Basic Usage Examples
This section provides practical examples of using the EVE Pipeline for common document processing tasks.
Simple Document Processing
Process all documents from an input directory and export to markdown:
# config.yaml
pipeline:
batch_size: 10
inputs:
path: "input_documents"
stages:
- name: extraction
- name: export
config:
format: "md"
destination: "output"
# Run the pipeline
eve run
PDF Processing Pipeline
Process PDF documents with cleaning and deduplication:
pipeline:
batch_size: 5
inputs:
path: "research_papers"
stages:
- name: extraction
config:
format: "pdf"
- name: duplication
- name: cleaning
- name: export
config:
format: "md"
destination: "processed_papers"
Web Content Processing
Process HTML documents with PII removal:
pipeline:
batch_size: 20
inputs:
path: "web_pages"
stages:
- name: extraction
config:
format: "html"
- name: pii
config:
url: "http://127.0.0.1:8000"
- name: export
config:
format: "txt"
destination: "clean_content"
Advanced Pipeline with All Features
Complete pipeline for scientific document processing:
pipeline:
batch_size: 10
inputs:
path: "scientific_documents"
stages:
- name: extraction
config:
url: "http://127.0.0.1:8001"
- name: duplication
config:
method: "lsh"
shingle_size: 3
num_perm: 128
threshold: 0.85
- name: cleaning
config:
ocr_threshold: 0.99
enable_latex_correction: true
debug: true
- name: pii
config:
url: "http://127.0.0.1:8000"
- name: metadata
config:
- name: export
config:
export_metadata: true
metadata_destination: "./output"
Mixed Format Processing
Process different document types in the same pipeline:
pipeline:
batch_size: 10
inputs:
path: "mixed_documents"
stages:
- name: extraction
# Auto-detect format based on file extension
- name: duplication
config:
method: "lsh"
threshold: 0.8
- name: cleaning
- name: export
config:
format: "md"
destination: "unified_output"
Process and Upload to Qdrant
This example demonstrates a complete pipeline that extracts, chunks, filters, embeds, and uploads documents to Qdrant in one workflow.
Prerequisites:
- VLLM server running for embeddings: python server/vllm.py
- Qdrant instance running: docker run -p 6333:6333 qdrant/qdrant
Understanding JSONL Input Format
The pipeline accepts JSONL (JSON Lines) files where each line is a JSON document. The extractor recognizes the following fields:
Required Fields:
- content (string): The document text content
Optional Fields:
- metadata (object): Custom metadata that will be preserved throughout the pipeline
- embedding (array): Pre-computed embedding vector (if using use_existing_embeddings: true)
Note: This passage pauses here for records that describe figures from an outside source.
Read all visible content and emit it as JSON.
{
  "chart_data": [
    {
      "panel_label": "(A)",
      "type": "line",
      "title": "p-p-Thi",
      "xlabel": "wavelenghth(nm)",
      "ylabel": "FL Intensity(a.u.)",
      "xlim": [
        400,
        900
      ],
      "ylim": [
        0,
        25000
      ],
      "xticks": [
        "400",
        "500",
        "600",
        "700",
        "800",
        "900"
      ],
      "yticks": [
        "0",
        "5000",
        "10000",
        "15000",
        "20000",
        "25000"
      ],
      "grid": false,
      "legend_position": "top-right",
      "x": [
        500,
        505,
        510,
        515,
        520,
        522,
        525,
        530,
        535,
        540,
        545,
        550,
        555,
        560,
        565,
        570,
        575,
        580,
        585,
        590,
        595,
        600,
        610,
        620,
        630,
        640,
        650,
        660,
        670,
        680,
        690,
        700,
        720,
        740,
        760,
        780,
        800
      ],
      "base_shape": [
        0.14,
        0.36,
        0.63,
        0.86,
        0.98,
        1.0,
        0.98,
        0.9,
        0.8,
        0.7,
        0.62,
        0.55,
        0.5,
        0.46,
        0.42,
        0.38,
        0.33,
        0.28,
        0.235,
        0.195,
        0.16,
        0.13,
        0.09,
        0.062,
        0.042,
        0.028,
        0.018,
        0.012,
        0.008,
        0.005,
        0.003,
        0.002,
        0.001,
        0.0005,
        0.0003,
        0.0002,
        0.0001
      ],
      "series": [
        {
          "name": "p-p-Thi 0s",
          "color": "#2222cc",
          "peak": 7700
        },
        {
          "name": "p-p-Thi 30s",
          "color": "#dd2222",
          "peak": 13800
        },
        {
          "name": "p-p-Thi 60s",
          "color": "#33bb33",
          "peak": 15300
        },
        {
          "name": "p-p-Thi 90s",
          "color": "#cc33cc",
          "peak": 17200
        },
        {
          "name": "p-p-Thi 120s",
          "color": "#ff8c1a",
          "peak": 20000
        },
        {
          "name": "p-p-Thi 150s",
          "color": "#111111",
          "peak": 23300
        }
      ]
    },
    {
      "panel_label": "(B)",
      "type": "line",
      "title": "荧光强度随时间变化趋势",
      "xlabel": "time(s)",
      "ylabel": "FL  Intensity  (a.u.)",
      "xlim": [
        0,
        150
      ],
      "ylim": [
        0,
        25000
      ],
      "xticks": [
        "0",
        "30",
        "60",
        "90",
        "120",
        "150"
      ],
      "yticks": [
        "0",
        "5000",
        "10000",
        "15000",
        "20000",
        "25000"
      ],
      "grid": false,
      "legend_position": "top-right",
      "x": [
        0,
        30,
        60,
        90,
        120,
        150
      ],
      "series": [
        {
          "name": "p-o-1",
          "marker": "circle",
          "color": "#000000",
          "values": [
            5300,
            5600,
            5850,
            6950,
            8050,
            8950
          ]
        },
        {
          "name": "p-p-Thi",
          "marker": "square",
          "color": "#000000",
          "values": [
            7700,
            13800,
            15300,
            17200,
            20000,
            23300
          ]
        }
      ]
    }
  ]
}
- pipeline_metadata (object): Internal metadata from previous pipeline runs
Example JSONL file:
{"content": "This is the first document.", "metadata": {"title": "Doc 1", "author": "John Doe", "year": 2024}}
{"content": "This is the second document.", "metadata": {"title": "Doc 2", "source": "research_paper.pdf"}}
{"content": "Third document with embedding.", "metadata": {"title": "Doc 3"}, "embedding": [0.123, 0.456, ...]}
Important Notes:
- Each line must be valid JSON
- The content field is required; documents without it will be skipped
- Metadata fields are completely flexible - you can include any custom fields
- When chunks are created, they inherit all metadata from the original document
- Chunking adds a headers field to metadata containing markdown header hierarchy
# examples/process_and_upload.yaml
pipeline:
batch_size: 10
inputs:
path: "data/doc_w_metadata.jsonl"
stages:
# Step 1: Extract content from documents
- name: extraction
config: { format: "jsonl" }
# Step 2: Chunk documents into semantic pieces
- name: chunker
config: {
"chunk_overlap": 0,
"max_chunk_size": 512,
"word_overlap": 0,
"add_headers": false,
"merge_small_chunks": true,
"headers_to_split_on": [ 1, 2, 3, 4, 5, 6 ]
}
# Step 3: Remove short chunks (< 40 words)
- name: length_filter
config:
length: 40
comparison: "greater"
action: "keep"
# Step 4: Remove long chunks (>= 1024 words)
- name: length_filter
config:
length: 1024
comparison: "less"
action: "keep"
# Step 5: Remove references and acknowledgements
- name: reference_filter
config:
action: "discard"
# Step 6: PII filter with threshold
- name: pii_filter
config:
threshold: 0.03
action: "discard"
apply_filter: true
# Step 7: Remove chunks with excessive newlines
- name: newline_filter
config:
chunks: 60
comparison: "less"
action: "keep"
# Step 8: Generate embeddings and upload to Qdrant
- name: qdrant_upload
config:
mode: "qdrant"
use_existing_embeddings: false
upload_pipeline_metadata: true
embedder:
model_name: "Qwen/Qwen3-Embedding-4B"
url: 'http://0.0.0.0:8000'
timeout: 300
api_key: "EMPTY"
vector_store:
batch_size: 1000
collection_name: "your-collection-name"
vector_size: 2560
url: "http://localhost:6333"
api_key: "your-api-key"
To run:
cp examples/process_and_upload.yaml config.yaml
# Edit config.yaml to set your Qdrant collection name, URL, and API key
eve run
What this pipeline does:
1. Extracts content from JSONL documents (preserves all metadata from input)
2. Splits documents into chunks of up to 512 words
- Each chunk inherits all metadata from the original document
- Chunking adds a headers field to metadata with markdown header hierarchy
3. Filters chunks by length (40-1024 words)
4. Removes references and acknowledgements sections
5. Filters out chunks with PII above 3% threshold
6. Removes chunks with excessive newlines
7. Generates embeddings using VLLM server
8. Uploads filtered documents with embeddings to Qdrant
- Includes original metadata from JSONL input
- Includes chunk headers
- Includes filter statistics (if upload_pipeline_metadata: true)
Metadata Flow Example:
Input JSONL:
{"content": "# Introduction\n\nThis is my paper...", "metadata": {"title": "My Paper", "author": "Jane Doe"}}
After Chunking:
Document 1: {"content": "This is my paper...", "metadata": {"title": "My Paper", "author": "Jane Doe", "headers": ["#Introduction"]}}
After Upload to Qdrant:
All chunks retain: title="My Paper", author="Jane Doe", headers=["#Introduction"], plus any filter metadata
Selective Stage Processing
Skip certain stages based on your needs:
Extraction Only
pipeline:
batch_size: 20
inputs:
path: "raw_documents"
stages:
- name: extraction
- name: export
config:
format: "md"
destination: "extracted_content"
Deduplication Only
pipeline:
inputs:
path: "markdown_documents"
stages:
- name: duplication
config:
method: "lsh"
threshold: 0.9
- name: export
config:
format: "md"
destination: "unique_documents"